El huracán Nora, que amenazaba con venirse directamente a Baja California Sur, y más específicamente a Los Cabos, se desvió e impactó a los estados de Jalisco, Michoacán, Colima, Sinaloa y Nayarit en días pasados, provocando severos daños en 44 municipios y causando el desbordamiento de 30 ríos. De acuerdo con lo que informó Laura Velázquez, coordinadora de Protección Civil del gobierno federal.

En Puerto Vallarta el desbordamiento de los ríos Cuale y Pitillal arrasó con viviendas y edificios que se encontraban en el paso de estos ríos. Un adolescente español de 13 años perdió la vida al derrumbarse parcialmente el hotel donde residía.

Otro estado severamente afectado fue Sinaloa, en donde seis municipios fueron declarados en emergencia. En ese estado colapsaron algunos puentes, y se han contabilizado cuatro mil doscientos hogares severamente dañados y pérdidas millonarias. Se reporta que en algunas zonas se alcanzaron los 400 milímetros precipitación pluvial

A pesar de que Nora fue catalogado como huracán categoría 1, la más baja en la escala Saffir-Simpson, cuyo valor máximo es la categoría 5. Por la cantidad de agua precipitada ha sido un fenómeno bastante destructivo a partir de lo que hemos podido apreciar en los lugares por donde pasó.
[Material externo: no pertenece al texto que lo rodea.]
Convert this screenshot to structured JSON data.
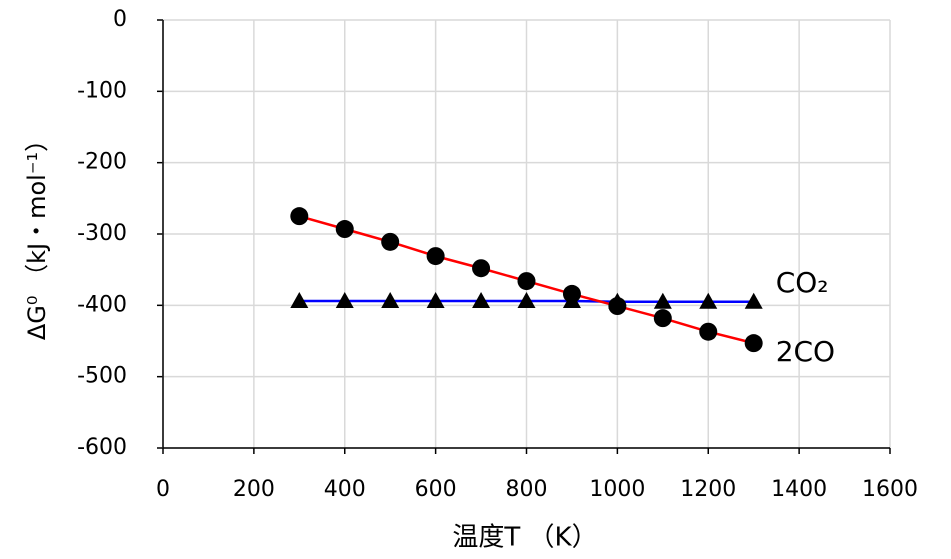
{
  "chart_data": {
    "type": "line",
    "xlabel": "温度T （K）",
    "ylabel": "ΔG⁰ （kJ・mol⁻¹）",
    "x": [
      300,
      400,
      500,
      600,
      700,
      800,
      900,
      1000,
      1100,
      1200,
      1300
    ],
    "series": [
      {
        "name": "CO₂",
        "color": "#0000ff",
        "marker": "triangle",
        "marker_color": "#000000",
        "values": [
          -394,
          -394,
          -394,
          -394,
          -394,
          -394,
          -394,
          -395,
          -395,
          -395,
          -395
        ]
      },
      {
        "name": "2CO",
        "color": "#ff0000",
        "marker": "circle",
        "marker_color": "#000000",
        "values": [
          -275,
          -293,
          -311,
          -331,
          -348,
          -366,
          -384,
          -401,
          -418,
          -437,
          -453
        ]
      }
    ],
    "xlim": [
      0,
      1600
    ],
    "xticks": [
      0,
      200,
      400,
      600,
      800,
      1000,
      1200,
      1400,
      1600
    ],
    "ylim": [
      -600,
      0
    ],
    "yticks": [
      0,
      -100,
      -200,
      -300,
      -400,
      -500,
      -600
    ],
    "grid": true
  }
}
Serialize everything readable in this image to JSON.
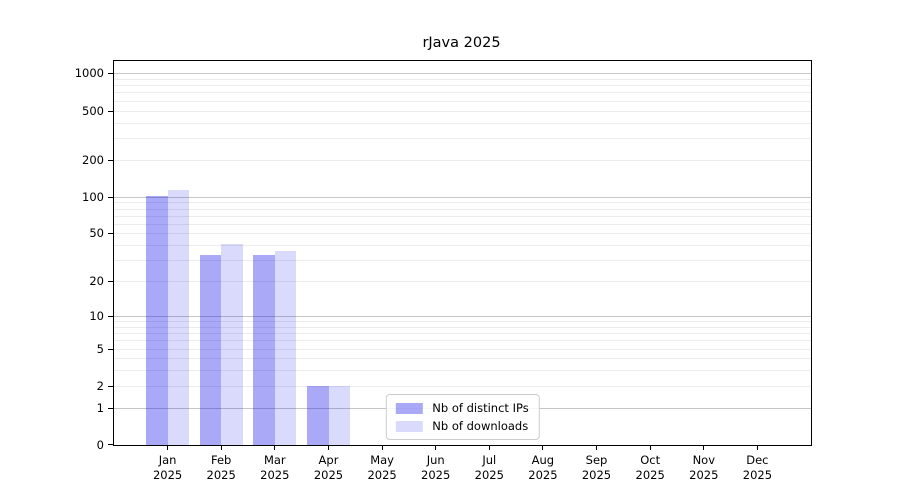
{
  "chart_data": {
    "type": "bar",
    "title": "rJava 2025",
    "categories": [
      "Jan",
      "Feb",
      "Mar",
      "Apr",
      "May",
      "Jun",
      "Jul",
      "Aug",
      "Sep",
      "Oct",
      "Nov",
      "Dec"
    ],
    "x_year_label": "2025",
    "series": [
      {
        "name": "Nb of distinct IPs",
        "color": "rgba(10,10,235,0.35)",
        "values": [
          102,
          33,
          33,
          2,
          0,
          0,
          0,
          0,
          0,
          0,
          0,
          0
        ]
      },
      {
        "name": "Nb of downloads",
        "color": "rgba(10,10,235,0.15)",
        "values": [
          113,
          41,
          36,
          2,
          0,
          0,
          0,
          0,
          0,
          0,
          0,
          0
        ]
      }
    ],
    "y_ticks": [
      0,
      1,
      2,
      5,
      10,
      20,
      50,
      100,
      200,
      500,
      1000
    ],
    "y_scale": "log1p",
    "ylim": [
      0,
      1256
    ],
    "xlabel": "",
    "ylabel": "",
    "grid": true,
    "legend_position": "lower center",
    "colors": {
      "grid_minor": "#ececec",
      "grid_major": "#c6c6c6",
      "axis": "#000000",
      "background": "#ffffff"
    }
  }
}
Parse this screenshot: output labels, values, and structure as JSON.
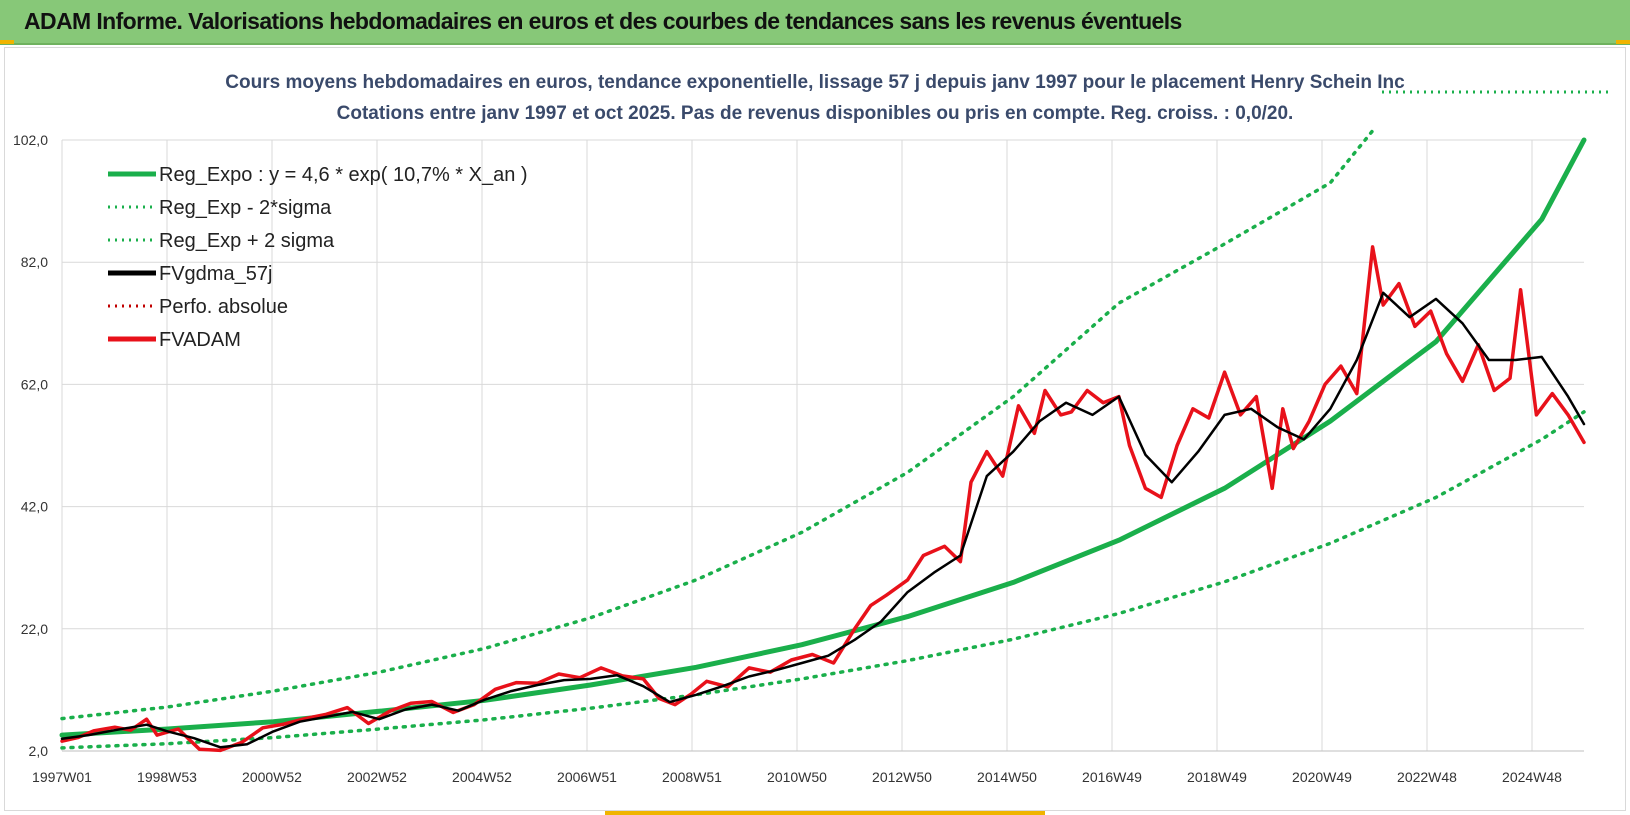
{
  "header": {
    "title": "ADAM Informe. Valorisations hebdomadaires en euros et des courbes de tendances sans les revenus éventuels"
  },
  "colors": {
    "banner": "#87c878",
    "trend_green": "#1aaf4b",
    "band_green": "#1aaf4b",
    "smooth_black": "#000000",
    "price_red": "#e8111a",
    "perf_red": "#c00000",
    "grid": "#d9d9d9"
  },
  "chart_data": {
    "type": "line",
    "title": "Cours moyens hebdomadaires en euros, tendance exponentielle, lissage 57 j depuis janv 1997 pour le placement Henry Schein Inc",
    "subtitle": "Cotations entre janv 1997 et oct 2025. Pas de revenus disponibles ou pris en compte. Reg. croiss. : 0,0/20.",
    "x_ticks": [
      "1997W01",
      "1998W53",
      "2000W52",
      "2002W52",
      "2004W52",
      "2006W51",
      "2008W51",
      "2010W50",
      "2012W50",
      "2014W50",
      "2016W49",
      "2018W49",
      "2020W49",
      "2022W48",
      "2024W48"
    ],
    "x_range": [
      1997.0,
      2025.8
    ],
    "y_ticks": [
      "2,0",
      "22,0",
      "42,0",
      "62,0",
      "82,0",
      "102,0"
    ],
    "ylim": [
      2,
      102
    ],
    "grid": true,
    "legend_position": "top-left",
    "legend": [
      {
        "label": "Reg_Expo : y = 4,6 * exp( 10,7% *  X_an )",
        "style": "solid",
        "color": "#1aaf4b"
      },
      {
        "label": "Reg_Exp - 2*sigma",
        "style": "dotted",
        "color": "#1aaf4b"
      },
      {
        "label": "Reg_Exp + 2 sigma",
        "style": "dotted",
        "color": "#1aaf4b"
      },
      {
        "label": "FVgdma_57j",
        "style": "solid",
        "color": "#000000"
      },
      {
        "label": "Perfo. absolue",
        "style": "dotted",
        "color": "#c00000"
      },
      {
        "label": "FVADAM",
        "style": "solid",
        "color": "#e8111a"
      }
    ],
    "series": [
      {
        "name": "Reg_Expo : y = 4,6 * exp( 10,7% *  X_an )",
        "x": [
          1997.0,
          1999.0,
          2001.0,
          2003.0,
          2005.0,
          2007.0,
          2009.0,
          2011.0,
          2013.0,
          2015.0,
          2017.0,
          2019.0,
          2021.0,
          2023.0,
          2025.0,
          2025.8
        ],
        "values": [
          4.6,
          5.6,
          6.8,
          8.5,
          10.3,
          12.8,
          15.7,
          19.4,
          24.0,
          29.6,
          36.5,
          45.0,
          56.0,
          69.0,
          89.0,
          102.0
        ]
      },
      {
        "name": "Reg_Exp - 2*sigma",
        "x": [
          1997.0,
          1999.0,
          2001.0,
          2003.0,
          2005.0,
          2007.0,
          2009.0,
          2011.0,
          2013.0,
          2015.0,
          2017.0,
          2019.0,
          2021.0,
          2023.0,
          2025.0,
          2025.8
        ],
        "values": [
          2.5,
          3.2,
          4.2,
          5.6,
          7.1,
          9.0,
          11.2,
          13.8,
          16.8,
          20.3,
          24.5,
          29.7,
          36.0,
          43.5,
          53.0,
          57.5
        ]
      },
      {
        "name": "Reg_Exp + 2 sigma",
        "x": [
          1997.0,
          1999.0,
          2001.0,
          2003.0,
          2005.0,
          2007.0,
          2009.0,
          2011.0,
          2013.0,
          2015.0,
          2017.0,
          2019.0,
          2021.0,
          2021.8
        ],
        "values": [
          7.3,
          9.2,
          11.8,
          14.9,
          18.8,
          23.8,
          30.0,
          37.8,
          47.6,
          60.0,
          75.3,
          85.0,
          95.0,
          103.5
        ]
      },
      {
        "name": "FVgdma_57j",
        "x": [
          1997.0,
          1997.5,
          1998.0,
          1998.6,
          1999.0,
          1999.5,
          2000.0,
          2000.5,
          2001.0,
          2001.5,
          2002.0,
          2002.5,
          2003.0,
          2003.5,
          2004.0,
          2004.5,
          2005.0,
          2005.5,
          2006.0,
          2006.5,
          2007.0,
          2007.5,
          2008.0,
          2008.5,
          2009.0,
          2009.5,
          2010.0,
          2010.5,
          2011.0,
          2011.5,
          2012.0,
          2012.5,
          2013.0,
          2013.5,
          2014.0,
          2014.5,
          2015.0,
          2015.5,
          2016.0,
          2016.5,
          2017.0,
          2017.5,
          2018.0,
          2018.5,
          2019.0,
          2019.5,
          2020.0,
          2020.5,
          2021.0,
          2021.5,
          2022.0,
          2022.5,
          2023.0,
          2023.5,
          2024.0,
          2024.5,
          2025.0,
          2025.5,
          2025.8
        ],
        "values": [
          4.0,
          4.6,
          5.4,
          6.3,
          5.2,
          4.1,
          2.6,
          3.1,
          5.2,
          6.8,
          7.6,
          8.4,
          7.2,
          8.8,
          9.6,
          8.6,
          10.4,
          11.8,
          12.8,
          13.6,
          13.8,
          14.4,
          12.6,
          10.0,
          11.2,
          12.6,
          14.2,
          15.2,
          16.4,
          17.6,
          20.2,
          23.2,
          28.0,
          31.2,
          34.0,
          47.0,
          51.0,
          56.0,
          59.0,
          57.0,
          60.0,
          50.5,
          46.0,
          51.0,
          57.0,
          58.0,
          55.0,
          53.0,
          58.0,
          66.0,
          77.0,
          73.0,
          76.0,
          72.0,
          66.0,
          66.0,
          66.5,
          60.0,
          55.5
        ]
      },
      {
        "name": "FVADAM",
        "x": [
          1997.0,
          1997.3,
          1997.6,
          1998.0,
          1998.3,
          1998.6,
          1998.8,
          1999.2,
          1999.6,
          2000.0,
          2000.4,
          2000.8,
          2001.2,
          2001.6,
          2002.0,
          2002.4,
          2002.8,
          2003.2,
          2003.6,
          2004.0,
          2004.4,
          2004.8,
          2005.2,
          2005.6,
          2006.0,
          2006.4,
          2006.8,
          2007.2,
          2007.6,
          2008.0,
          2008.3,
          2008.6,
          2008.9,
          2009.2,
          2009.6,
          2010.0,
          2010.4,
          2010.8,
          2011.2,
          2011.6,
          2012.0,
          2012.3,
          2012.6,
          2013.0,
          2013.3,
          2013.7,
          2014.0,
          2014.2,
          2014.5,
          2014.8,
          2015.1,
          2015.4,
          2015.6,
          2015.9,
          2016.1,
          2016.4,
          2016.7,
          2017.0,
          2017.2,
          2017.5,
          2017.8,
          2018.1,
          2018.4,
          2018.7,
          2019.0,
          2019.3,
          2019.6,
          2019.9,
          2020.1,
          2020.3,
          2020.6,
          2020.9,
          2021.2,
          2021.5,
          2021.8,
          2022.0,
          2022.3,
          2022.6,
          2022.9,
          2023.2,
          2023.5,
          2023.8,
          2024.1,
          2024.4,
          2024.6,
          2024.9,
          2025.2,
          2025.5,
          2025.8
        ],
        "values": [
          3.6,
          4.2,
          5.3,
          5.9,
          5.4,
          7.2,
          4.6,
          5.6,
          2.3,
          2.1,
          3.4,
          5.8,
          6.4,
          7.3,
          8.0,
          9.1,
          6.5,
          8.5,
          9.8,
          10.1,
          8.3,
          9.6,
          12.1,
          13.2,
          13.1,
          14.6,
          14.0,
          15.6,
          14.3,
          13.8,
          10.6,
          9.6,
          11.3,
          13.4,
          12.5,
          15.6,
          14.9,
          16.9,
          17.8,
          16.4,
          22.0,
          25.8,
          27.5,
          30.0,
          34.0,
          35.5,
          33.0,
          46.0,
          51.0,
          47.0,
          58.5,
          54.0,
          61.0,
          57.0,
          57.5,
          61.0,
          59.0,
          60.0,
          52.0,
          45.0,
          43.5,
          52.0,
          58.0,
          56.5,
          64.0,
          57.0,
          60.0,
          45.0,
          58.0,
          51.5,
          56.0,
          62.0,
          65.0,
          60.5,
          84.5,
          75.0,
          78.5,
          71.5,
          74.0,
          67.0,
          62.5,
          68.5,
          61.0,
          63.0,
          77.5,
          57.0,
          60.5,
          57.0,
          52.5
        ]
      }
    ]
  }
}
Si este huracán hubiera tocado tierra en el municipio de Los Cabos, los daños hubieran sido catastróficos, por decir lo menos.

Todavía tenemos fresca en la memoria a la tormenta tropical Lidia que el 31 de agosto del 2017, produjo una precipitación puntual de 400 mm de lluvia en la ciudad de Cabo San Lucas.  El daño provocado por este fenómeno fue caótico.

Según cifras oficiales, la tormenta tropical cobró la vida de cuando al menos siete personas, más de 2,500 fueron instaladas en albergues temporales y 10,000 se resguardaron con sus familiares. Lidia fue calificada como la tormenta tropical más poderosa del mundo en ese año.

Si en esta ocasión Nora hubiera llegado como huracán categoría 1 a Los Cabos, con la enorme cantidad de agua que le acompañaba, nuevamente las zonas de alto riesgo como son las invasiones de causes de arroyo hubieran provocado daños incuantificables. Muchas de nuestras vialidades se hubieran cortado en diferentes secciones y cientos de toneladas de basura habrían sido depositadas en el mar.

Las mismas causas que hicieron de Lidia una de las tormentas tropicales más destructivas de los últimos tiempos siguen estando presentes hoy en nuestro municipio.

En realidad, poco ha cambiado la situación aquí en nuestro tropical paraíso, desde aquel 31 de agosto de 2017.

Seguimos teniendo a miles de familias viviendo en el cauce de los arroyos, mismos que continúan convertidos en basureros clandestinos. Persiste la práctica de construir sin respetar las áreas de inundación. La Comisión Nacional del Agua, CONAGUA, hoy, lo mismo que hace cinco años, sigue siendo un profundo pozo de opacidad e ineptitud, incapaz de poner orden a todas estas irregularidades que son materia obligada de su competencia.

Y mientras la dependencia federal, encargada de vigilar el cumplimiento de la ley sea una mera figura decorativa, cada amenaza de tormenta tropical o huracán, nos tendrá con el alma en un hilo.

Y apenas empieza lo bueno de la temporada de huracanes.